On housing, the Liberal Democrats say they want to build genuinely affordable homes through a fast-track planning process that includes meaningful community consultation, at least 35% affordable housing and accessible homes for disabled residents.
They also say they want to pay care workers the Living Wage and put the borough on a path to net zero with a carbon budget and annual emissions targets.
What do the Greens say?
The search results did not return a clearly accessible Bexley-specific Green manifesto page with enough detail to quote safely in full.
A general Green Party manifesto source in the search results set out national themes such as climate action, public ownership in some sectors, stronger local government funding and fairer voting systems, but it was not a Bexley local-election document.
Because of that, only limited verified detail can be reported here without adding material that was not directly available in the retrieved sources. On the evidence collected, the Greens are among the parties standing in the contest, but the retrieved material does not provide a full borough-specific platform comparable to the Labour, Liberal Democrat or Reform UK material above.
Why is this contest so close?
Bexley has been controlled by the Conservatives since 2006, which makes the borough a significant test of whether that long run can continue.
The BBC said Reform UK has become Bexley’s top target in London, while ITV News said the borough is one of several outer-London councils where the result remains finely balanced.
The latest figures in the retrieved material point to a fragmented race rather than a straightforward two-party contest.
That means local issues such as council tax, housing, roads, neighbourhood services and the condition of public services are likely to carry real weight with voters.
How could the result shape Bexley?
If the Conservatives retain control, the campaign language in the retrieved sources suggests they would likely continue to stress spending discipline, service investment and opposition to green belt development.
If Reform UK makes the gains suggested by the polling and projections, it would be the first time the party has turned that level of attention into a major borough breakthrough in Bexley.
Labour would use a stronger result to argue that voters want change on housing, roads, policing and local services.
The Liberal Democrats would likely push their message on affordability, transparency and planning reform, while the Greens would aim to build support around environmental and social-policy concerns, although the retrieved sources did not provide a complete Bexley-specific manifesto for them.
Background of the development
Bexley’s local election fight sits inside a wider pattern of outer-London political change, where the Conservatives are under pressure from Reform UK as well as from Labour and smaller parties. The borough has been a Conservative-run council for most of the modern era since 2006, but the latest polling suggests that stability is being tested more seriously than in previous cycles.

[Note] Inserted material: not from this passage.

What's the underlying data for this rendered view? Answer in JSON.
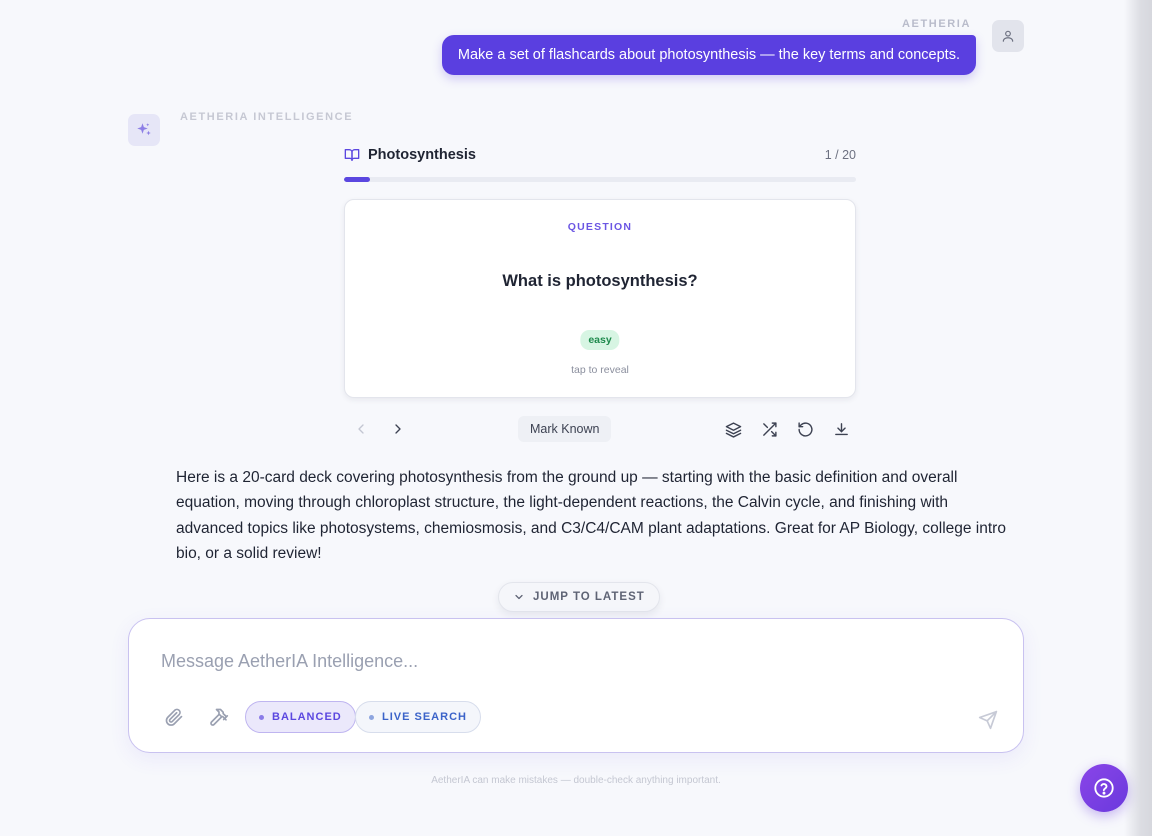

The election is also taking place against the normal framework of local government competition, with 45 seats and all wards contested on the same day. In that context, manifesto promises are being used not just as campaign literature but as direct signals to voters about what each party would prioritise if it gained control.
Prediction
For Bexley voters, this development could mean a more competitive council and a stronger focus on day-to-day local issues such as council tax, housing, roads, and neighbourhood services. If the polls and projections are broadly accurate, the election may produce no overall majority, which could lead to more negotiation, sharper scrutiny of spending and a less predictable council majority.